1. ## Find derivative using product rule....

Thank You bobak (this is last one) tryed to multiply but didnt get right answer.

Find derivative using product rule

f(b) = (b^2 - 4b + 2)(2[b]^3 - b^2 + 4)

2. Well, we have:

$\displaystyle f(b) = (b^2 - 4b + 2)(2b^3 - b^2 + 4)$

We can say that:

$\displaystyle g(b) = b^2 - 4b + 2$
$\displaystyle h(b) = 2b^3 - b^2 + 4$

We know that:

$\displaystyle \frac{dy}{db}[g(b)h(b)] = g'(b)h(b) + h'(b)g(b)$

So we just plug in and simplify:

$\displaystyle f'(b) = (2b - 4)(2b^3 - b^2 + 4) + (6b^2 - 2b)(b^2 - 4b + 2)$

$\displaystyle f'(b) = (4b^4 - 2b^3 + 8b - 8b^3 + 4b^2 - 16) + (6b^4 - 24b^3 + 12b^2 - 2b^3 + 8b^2 - 4b)$

$\displaystyle f'(b) = 10b^4 -36b^3 + 24b^2 + 4b - 16$

The best way to verify this would be to multiply out the original equation above and use the power rule:

$\displaystyle f(b) = (b^2 - 4b + 2)(2b^3 - b^2 + 4)$

$\displaystyle f(b) = 2b^5 - b^4 + 4b^2 - 8b^4 + 4b^3 - 16b + 4b^3 - 2b^2 + 8$

$\displaystyle f(b) = 2b^5 -9b^4 + 8b^3 + 2b^2 - 16b + 8$

$\displaystyle f'(b) = 10b^4 - 36b^3 + 24b^2 + 4b - 16$

They match exactly.

3. Originally Posted by eniav
Thank You bobak (this is last one) tryed to multiply but didnt get right answer.

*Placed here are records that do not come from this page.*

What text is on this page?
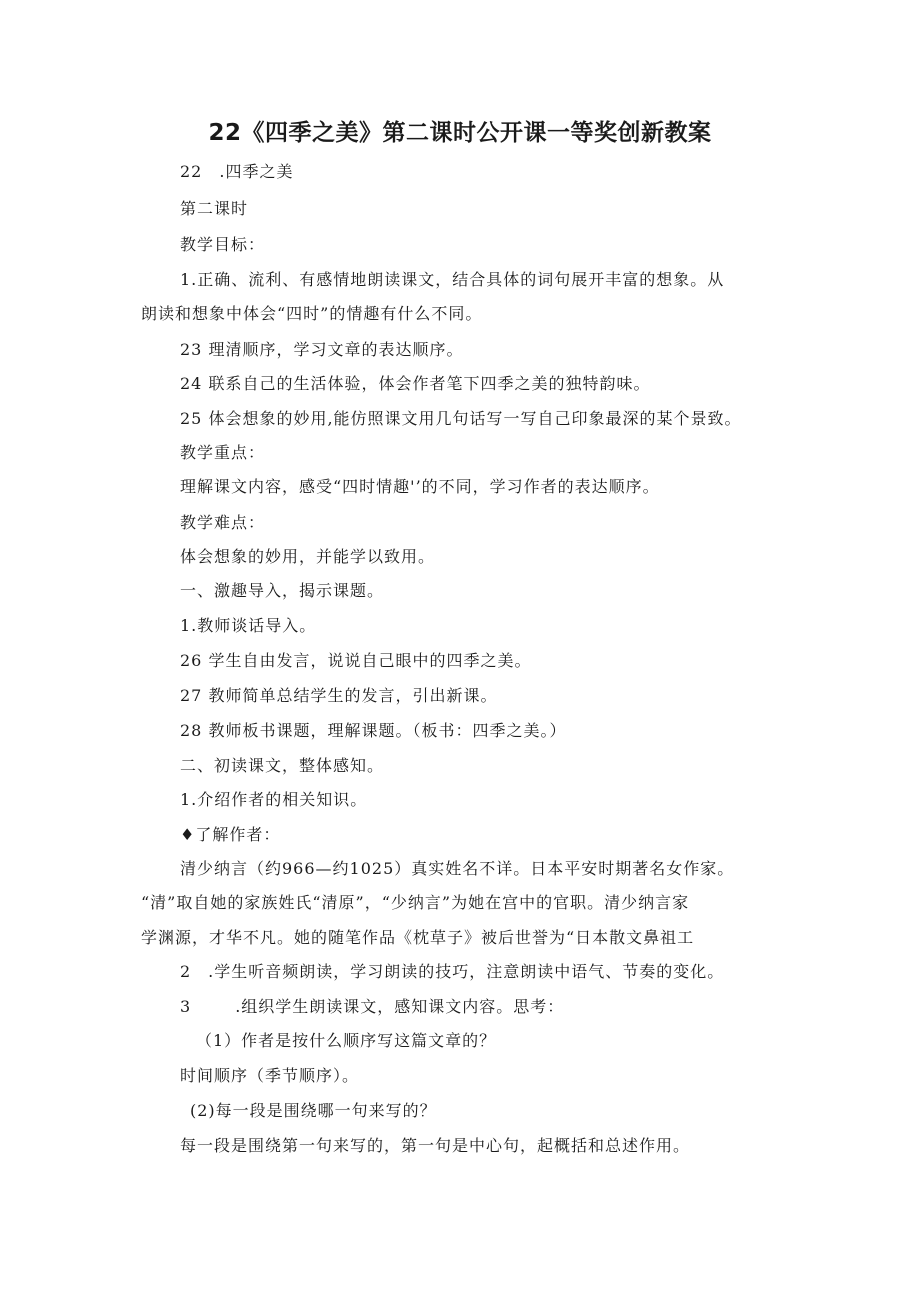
22《四季之美》第二课时公开课一等奖创新教案
22　.四季之美
第二课时
教学目标：
1.正确、流利、有感情地朗读课文，结合具体的词句展开丰富的想象。从
朗读和想象中体会“四时”的情趣有什么不同。
23 理清顺序，学习文章的表达顺序。
24 联系自己的生活体验，体会作者笔下四季之美的独特韵味。
25 体会想象的妙用,能仿照课文用几句话写一写自己印象最深的某个景致。
教学重点：
理解课文内容，感受“四时情趣'’的不同，学习作者的表达顺序。
教学难点：
体会想象的妙用，并能学以致用。
一、激趣导入，揭示课题。
1.教师谈话导入。
26 学生自由发言，说说自己眼中的四季之美。
27 教师简单总结学生的发言，引出新课。
28 教师板书课题，理解课题。（板书：四季之美。）
二、初读课文，整体感知。
1.介绍作者的相关知识。
♦了解作者：
清少纳言（约966—约1025）真实姓名不详。日本平安时期著名女作家。
“清”取自她的家族姓氏“清原”，“少纳言”为她在宫中的官职。清少纳言家
学渊源，才华不凡。她的随笔作品《枕草子》被后世誉为“日本散文鼻祖工
2　.学生听音频朗读，学习朗读的技巧，注意朗读中语气、节奏的变化。
3	.组织学生朗读课文，感知课文内容。思考：
（1）作者是按什么顺序写这篇文章的？
时间顺序（季节顺序）。
(2)每一段是围绕哪一句来写的？
每一段是围绕第一句来写的，第一句是中心句，起概括和总述作用。
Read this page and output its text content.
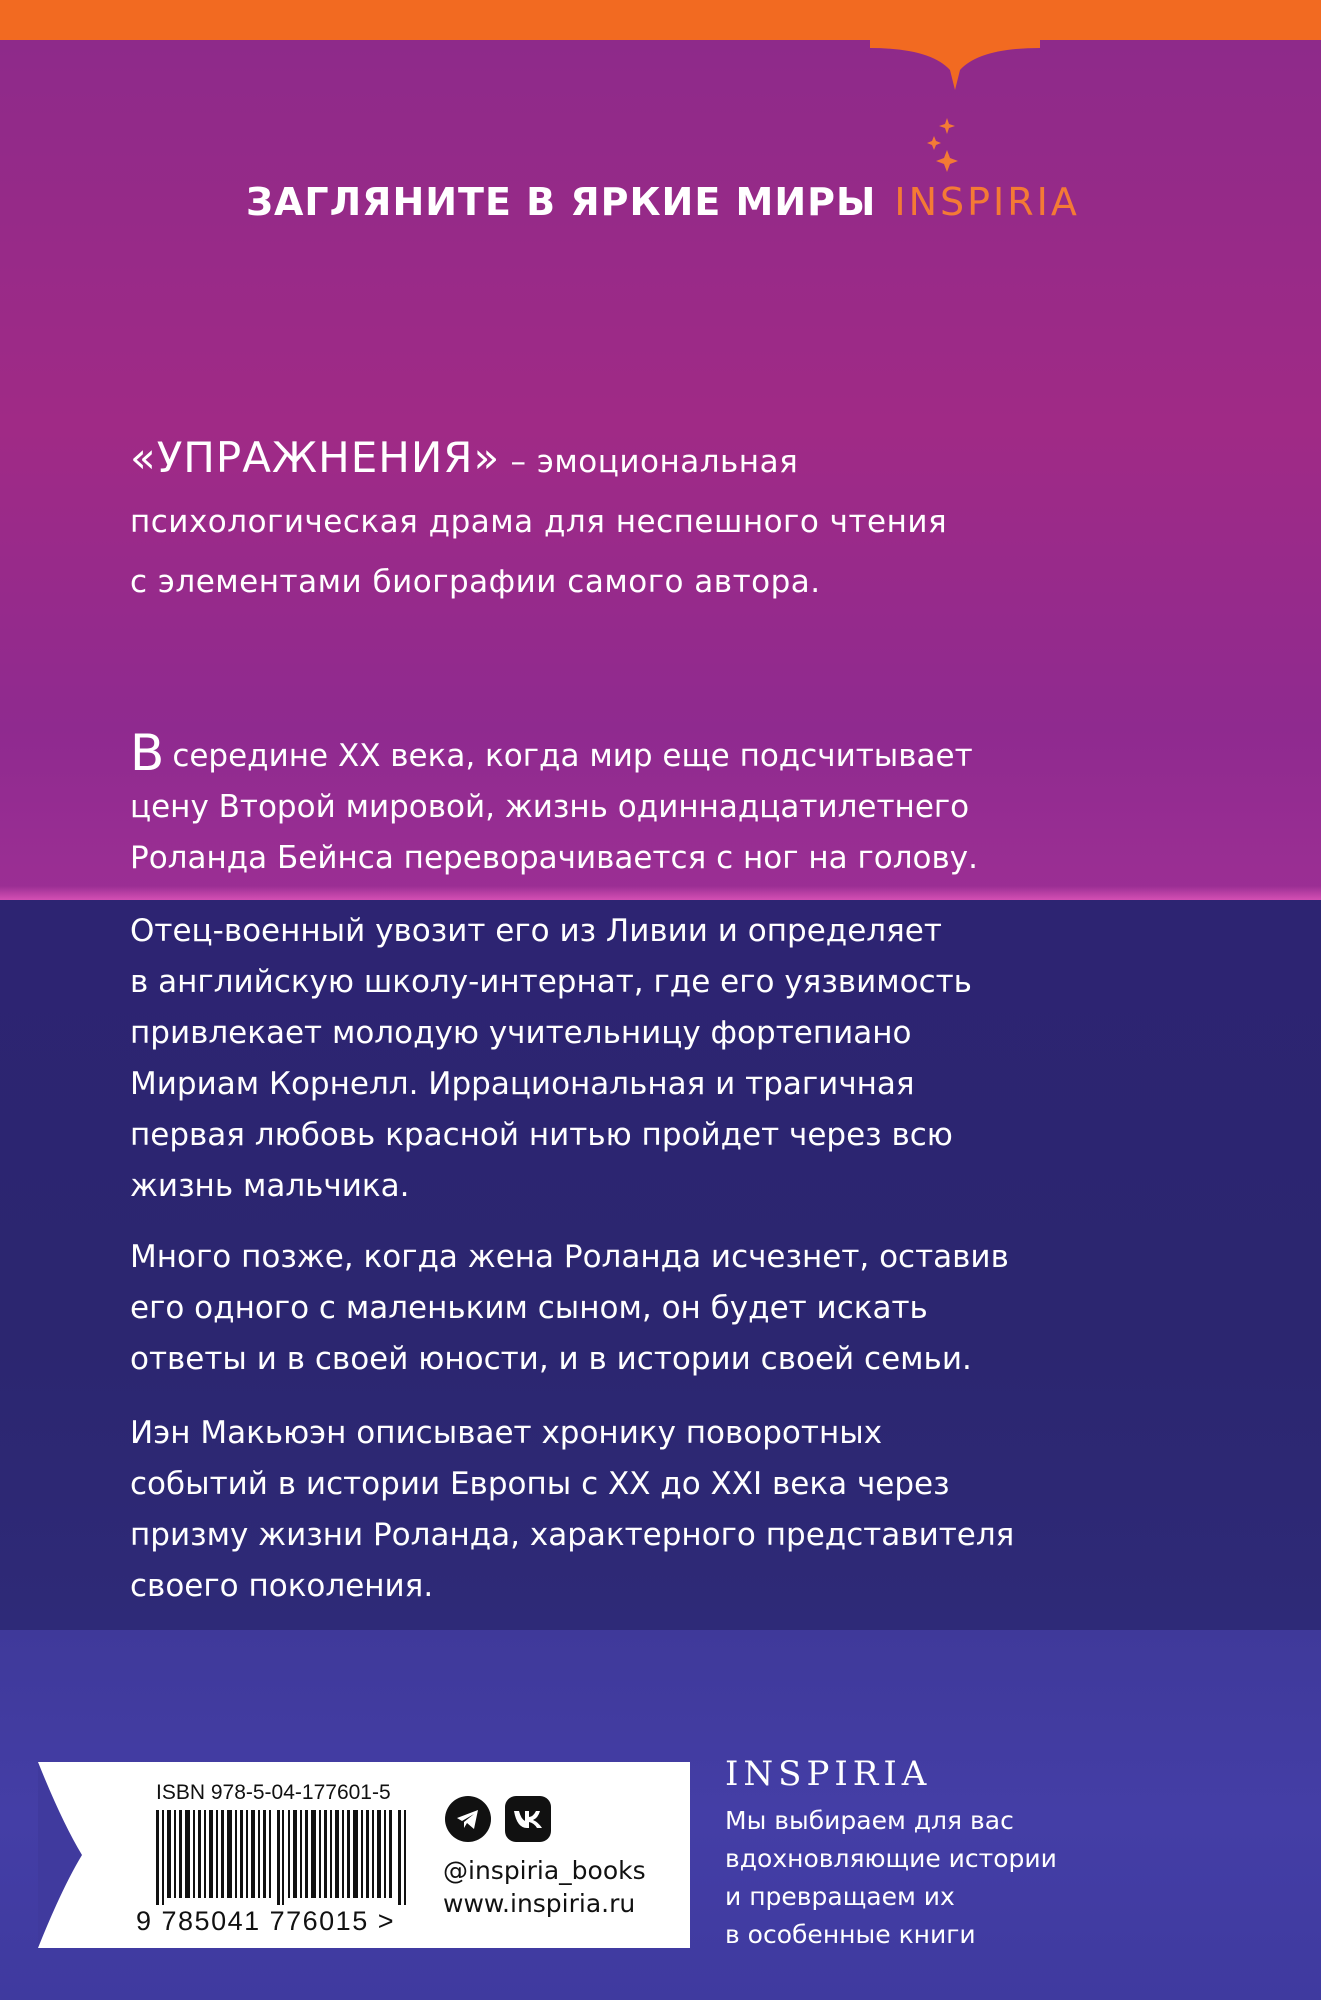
ЗАГЛЯНИТЕ В ЯРКИЕ МИРЫ INSPIRIA
«УПРАЖНЕНИЯ» – эмоциональная
психологическая драма для неспешного чтения
с элементами биографии самого автора.

Всередине XX века, когда мир еще подсчитывает

цену Второй мировой, жизнь одиннадцатилетнего

Роланда Бейнса переворачивается с ног на голову.

Отец-военный увозит его из Ливии и определяет

в английскую школу-интернат, где его уязвимость

привлекает молодую учительницу фортепиано

Мириам Корнелл. Иррациональная и трагичная

первая любовь красной нитью пройдет через всю

жизнь мальчика.

Много позже, когда жена Роланда исчезнет, оставив

его одного с маленьким сыном, он будет искать

ответы и в своей юности, и в истории своей семьи.

Иэн Макьюэн описывает хронику поворотных

событий в истории Европы с XX до XXI века через

призму жизни Роланда, характерного представителя

своего поколения.

ISBN 978-5-04-177601-5
9 785041 776015 >
@inspiria_books
www.inspiria.ru
INSPIRIA
Мы выбираем для вас
вдохновляющие истории
и превращаем их
в особенные книги
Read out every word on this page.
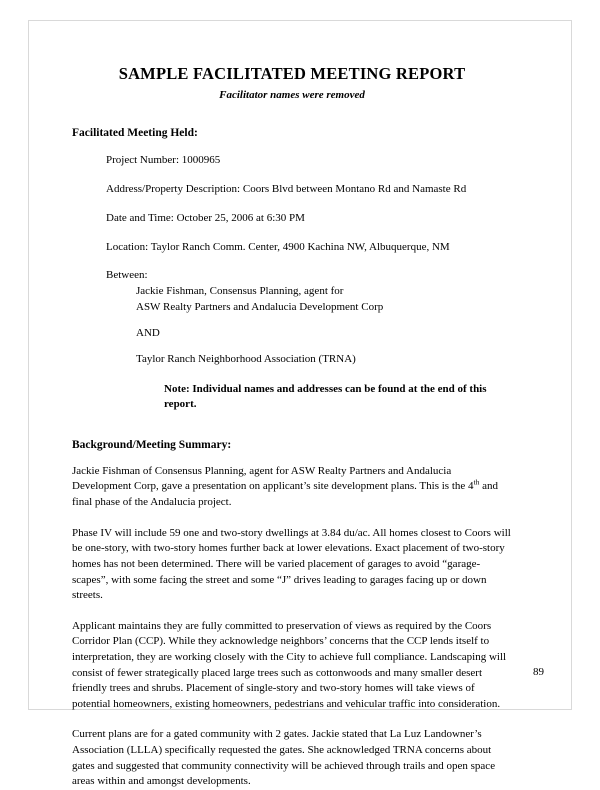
SAMPLE FACILITATED MEETING REPORT
Facilitator names were removed
Facilitated Meeting Held:
Project Number: 1000965
Address/Property Description: Coors Blvd between Montano Rd and Namaste Rd
Date and Time: October 25, 2006 at 6:30 PM
Location: Taylor Ranch Comm. Center, 4900 Kachina NW, Albuquerque, NM
Between:
Jackie Fishman, Consensus Planning, agent for
ASW Realty Partners and Andalucia Development Corp
AND
Taylor Ranch Neighborhood Association (TRNA)
Note: Individual names and addresses can be found at the end of this report.
Background/Meeting Summary:
Jackie Fishman of Consensus Planning, agent for ASW Realty Partners and Andalucia Development Corp, gave a presentation on applicant’s site development plans. This is the 4th and final phase of the Andalucia project.
Phase IV will include 59 one and two-story dwellings at 3.84 du/ac. All homes closest to Coors will be one-story, with two-story homes further back at lower elevations. Exact placement of two-story homes has not been determined. There will be varied placement of garages to avoid “garage-scapes”, with some facing the street and some “J” drives leading to garages facing up or down streets.
Applicant maintains they are fully committed to preservation of views as required by the Coors Corridor Plan (CCP). While they acknowledge neighbors’ concerns that the CCP lends itself to interpretation, they are working closely with the City to achieve full compliance. Landscaping will consist of fewer strategically placed large trees such as cottonwoods and many smaller desert friendly trees and shrubs. Placement of single-story and two-story homes will take views of potential homeowners, existing homeowners, pedestrians and vehicular traffic into consideration.
Current plans are for a gated community with 2 gates. Jackie stated that La Luz Landowner’s Association (LLLA) specifically requested the gates. She acknowledged TRNA concerns about gates and suggested that community connectivity will be achieved through trails and open space areas within and amongst developments.
89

Find derivative using product rule

f(b) = (b^2 - 4b + 2)(2[b]^3 - b^2 + 4)
First, recall the product rule:

$\displaystyle \frac {d}{dx}\ [f(x)g(x)] = f(x)g'(x) + f'(x)g(x)$

Let $\displaystyle f(b) = f(x)g(x)$, where:

$\displaystyle f(x) = x^2-4x+2$

and

$\displaystyle g(x)=2x^3-x^2+4$

From this, you should be able to get your answer. To check your work, simply multiply out the original equation and find the derivative using the power rule.